The fourteen had become separated from one another when the assembly rushed to get in the lines. Now, near the end of the day, they gathered at their new home at the foot of a dead acacia tree. One of the boys had found a woman’s shawl, which they stretched out from the tree branches and attached the ends to two poles. This made a shade for a few children at a time.

Since Gutthier and Madau had been first to finish the questioning, they brought water from the river for everyone. When Ayuel arrived, he fell exhausted under the shelter. After a while, he sat up and slowly drank the boiled and cooled water from Gutthier’s plastic bottle. “We don’t have any more food, do we?”

“No,” Madau said. “We finished our supplies last evening. Let’s go gather some tree leaves. This old acacia tree probably died because people ate all the leaves.”

“I’m too tired from standing so long,” Ayuel said. He lay down and closed his eyes, but could hear the rest of his group gather and talk about the day’s experience. He recognized each voice and automatically counted off the names as he had done so many times in an effort to keep track of everyone. He drifted off to sleep and when he opened his eyes, it was nearly dark.

“We’re all here except Akon,” Donayok said with strain in his voice. “Did anyone see her today?”

Ayuel sat up, wide awake. “I haven’t seen her since we boiled the tea this morning. Maybe we should go search for her.”

“No. She knows where to come,” Madau said. “I saw her in another line, talking to some other girls. They’re her cousins on her father’s side. Her mother and mine are sisters, so we are cousins, but on our mothers’ side.” The explanation was not unusual for a Dinka child who learned to recite the relationships of his relatives at a very young age.
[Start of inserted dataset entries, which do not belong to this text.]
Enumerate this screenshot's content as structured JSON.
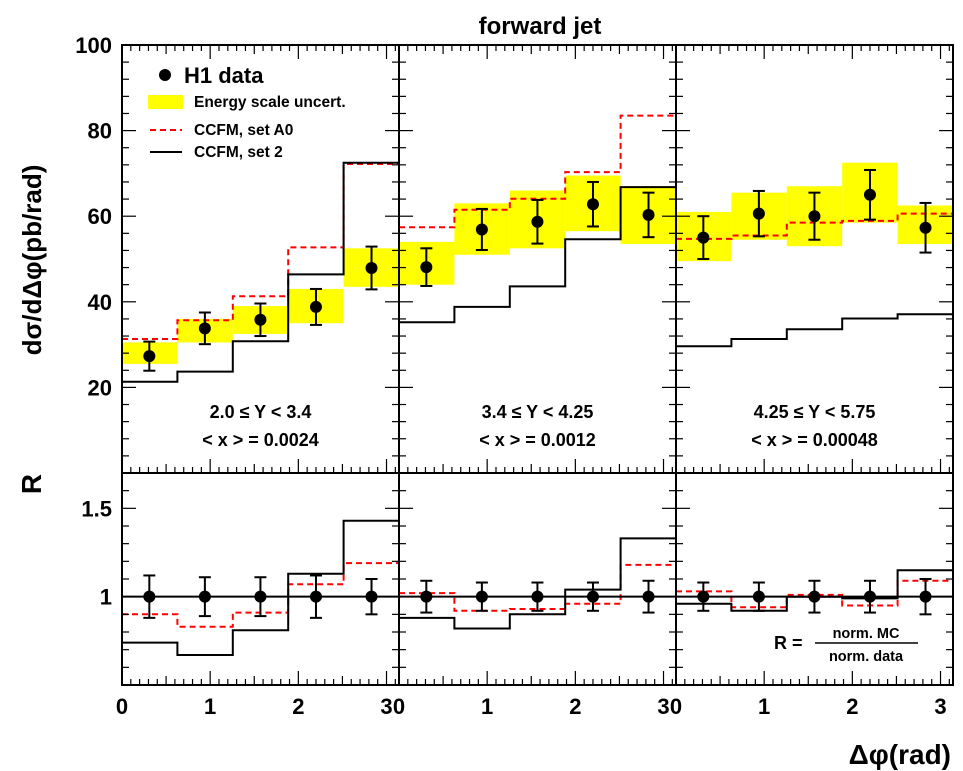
{
  "chart_data": {
    "type": "line",
    "title": "forward jet",
    "xlabel": "Δφ(rad)",
    "ylabel_top": "dσ/dΔφ(pb/rad)",
    "ylabel_bottom": "R",
    "ylim_top": [
      0,
      100
    ],
    "ylim_bottom": [
      0.5,
      1.7
    ],
    "xlim": [
      0,
      3.1416
    ],
    "yticks_top": [
      20,
      40,
      60,
      80,
      100
    ],
    "yticks_bottom": [
      1,
      1.5
    ],
    "xticks": [
      0,
      1,
      2,
      3
    ],
    "legend": {
      "placement": "top-left",
      "data": "H1 data",
      "band": "Energy scale uncert.",
      "a0": "CCFM, set A0",
      "set2": "CCFM, set 2"
    },
    "ratio_def": {
      "prefix": "R =",
      "num": "norm. MC",
      "den": "norm. data"
    },
    "bins": [
      0,
      0.6283,
      1.2566,
      1.885,
      2.5133,
      3.1416
    ],
    "centers": [
      0.31,
      0.94,
      1.57,
      2.2,
      2.83
    ],
    "colors": {
      "band": "#ffff00",
      "a0": "#ff0000",
      "set2": "#000000",
      "data": "#000000"
    },
    "panels": [
      {
        "cut": "2.0 ≤ Y < 3.4",
        "xmean": "< x > = 0.0024",
        "data": [
          27.3,
          33.8,
          35.8,
          38.8,
          47.9
        ],
        "err": [
          3.4,
          3.7,
          3.8,
          4.2,
          5.0
        ],
        "band": [
          [
            25.5,
            30.5
          ],
          [
            30.5,
            36.0
          ],
          [
            32.5,
            39.0
          ],
          [
            35.0,
            43.0
          ],
          [
            43.5,
            52.5
          ]
        ],
        "a0": [
          31.3,
          35.7,
          41.3,
          52.7,
          72.2
        ],
        "set2": [
          21.3,
          23.7,
          30.8,
          46.4,
          72.5
        ],
        "ratio": {
          "data_err": [
            0.12,
            0.11,
            0.11,
            0.12,
            0.1
          ],
          "a0": [
            0.9,
            0.83,
            0.91,
            1.07,
            1.19
          ],
          "set2": [
            0.74,
            0.67,
            0.81,
            1.13,
            1.43
          ]
        }
      },
      {
        "cut": "3.4 ≤ Y < 4.25",
        "xmean": "< x > = 0.0012",
        "data": [
          48.1,
          56.9,
          58.7,
          62.8,
          60.3
        ],
        "err": [
          4.4,
          4.8,
          5.1,
          5.2,
          5.2
        ],
        "band": [
          [
            44.0,
            54.0
          ],
          [
            51.0,
            63.0
          ],
          [
            52.5,
            66.0
          ],
          [
            56.5,
            69.5
          ],
          [
            53.5,
            67.0
          ]
        ],
        "a0": [
          57.4,
          61.5,
          64.1,
          70.3,
          83.5
        ],
        "set2": [
          35.2,
          38.8,
          43.6,
          54.6,
          66.8
        ],
        "ratio": {
          "data_err": [
            0.09,
            0.08,
            0.08,
            0.08,
            0.09
          ],
          "a0": [
            1.02,
            0.92,
            0.93,
            0.96,
            1.18
          ],
          "set2": [
            0.88,
            0.82,
            0.9,
            1.04,
            1.33
          ]
        }
      },
      {
        "cut": "4.25 ≤ Y < 5.75",
        "xmean": "< x > = 0.00048",
        "data": [
          55.0,
          60.6,
          60.0,
          65.0,
          57.3
        ],
        "err": [
          5.0,
          5.3,
          5.5,
          5.8,
          5.8
        ],
        "band": [
          [
            49.5,
            61.0
          ],
          [
            54.5,
            65.5
          ],
          [
            53.0,
            67.0
          ],
          [
            58.5,
            72.5
          ],
          [
            53.5,
            62.5
          ]
        ],
        "a0": [
          54.7,
          55.5,
          58.5,
          58.9,
          60.6
        ],
        "set2": [
          29.6,
          31.3,
          33.6,
          36.1,
          37.1
        ],
        "ratio": {
          "data_err": [
            0.08,
            0.08,
            0.09,
            0.09,
            0.1
          ],
          "a0": [
            1.03,
            0.94,
            1.01,
            0.95,
            1.09
          ],
          "set2": [
            0.96,
            0.92,
            1.0,
            0.99,
            1.15
          ]
        }
      }
    ]
  }
}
Just then, Akon appeared with two taller girls, one on each side. The boys all stood up, “We were worried…” Donayok said.
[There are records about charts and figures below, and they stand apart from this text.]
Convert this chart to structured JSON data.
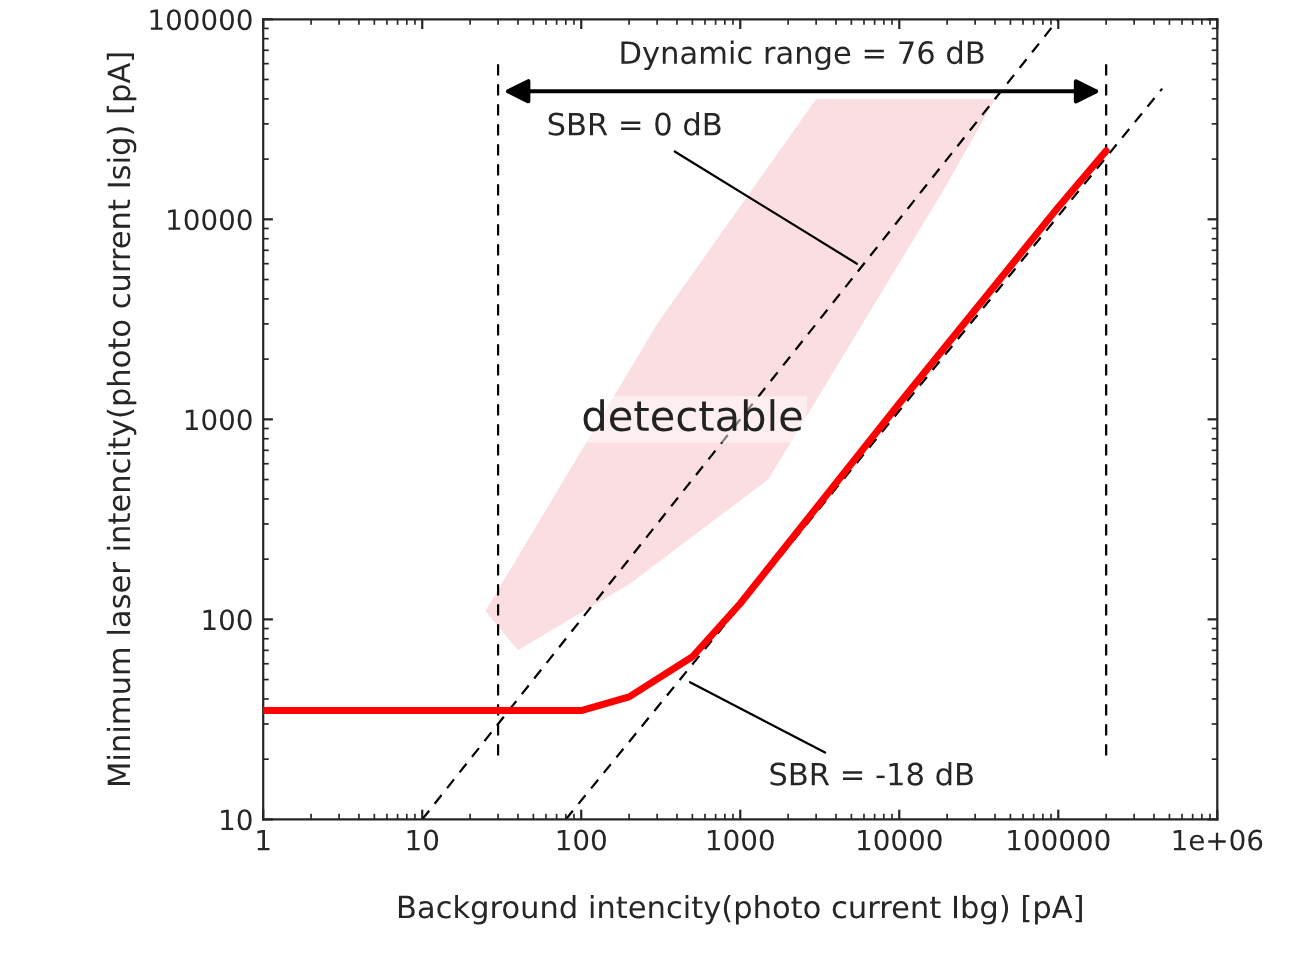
{
  "chart_data": {
    "type": "line",
    "xlabel": "Background intencity(photo current Ibg) [pA]",
    "ylabel": "Minimum laser intencity(photo current Isig) [pA]",
    "log": "xy",
    "grid": false,
    "xlim": [
      1,
      1000000
    ],
    "ylim": [
      10,
      100000
    ],
    "xticks": [
      1,
      10,
      100,
      1000,
      10000,
      100000,
      {
        "value": 1000000,
        "label": "1e+06"
      }
    ],
    "yticks": [
      10,
      100,
      1000,
      10000,
      100000
    ],
    "series": [
      {
        "color": "#ff0000",
        "line_style": "solid",
        "x": [
          1,
          100,
          200,
          500,
          1000,
          10000,
          100000,
          200000
        ],
        "values": [
          35,
          35,
          41,
          65,
          120,
          1200,
          11500,
          22000
        ]
      },
      {
        "color": "#000000",
        "line_style": "dashed",
        "x": [
          10,
          100000
        ],
        "values": [
          10,
          100000
        ]
      },
      {
        "color": "#000000",
        "line_style": "dashed",
        "x": [
          80,
          450000
        ],
        "values": [
          10,
          45000
        ]
      }
    ],
    "ref_lines": [
      {
        "axis": "x",
        "value": 30,
        "color": "#000000",
        "line_style": "dashed"
      },
      {
        "axis": "x",
        "value": 200000,
        "color": "#000000",
        "line_style": "dashed"
      }
    ],
    "annotations": [
      "Dynamic range = 76 dB",
      {
        "text": "SBR = 0 dB",
        "x": 5800,
        "y": 5800
      },
      {
        "text": "SBR = -18 dB",
        "x": 450,
        "y": 50
      },
      "detectable"
    ]
  }
}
“Here, I brought you some bread,” she said and handed out some dried scraps, obviously from the dump. She smiled broadly, showing real happiness. Ayuel thought she had invited the girls, whom he recognized as Akon’s cousins, to join their group. That would be great; they needed some mother types.

“These are my cousins,” Akon announced and then choked up, unable to speak.
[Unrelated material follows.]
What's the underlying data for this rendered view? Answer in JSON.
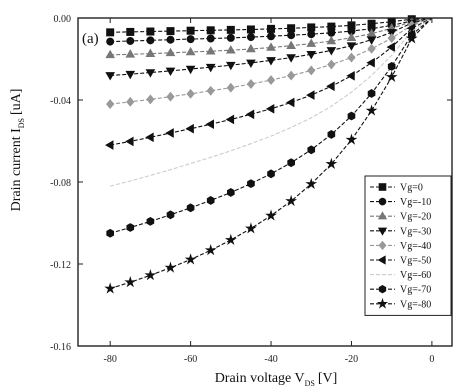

One of the girls said, “We found Akon this morning in the lines. Our mother is still with us. And our little brother, about your age.” She pointed to Ayuel.

“Our father was shot. Right in front of us,” the other girl said without showing emotion. “Akon is going to live with us.”

The boys remained standing in stunned silence. No one had just left since forming the group of seventeen. Akon had always been a comfort to Ayuel. “I’m happy you have a family,” he finally said. “But we can still see you every day.”

“Where is your family’s base?” asked Madau. “I’m glad you will have a mother.”

“Didn’t you hear?” Akon said as she wiped tears with the tail of the new T-shirt that she wore over a flowered skirt. “They are putting all the families on the far side of the field. I have to go now. It’s getting dark.”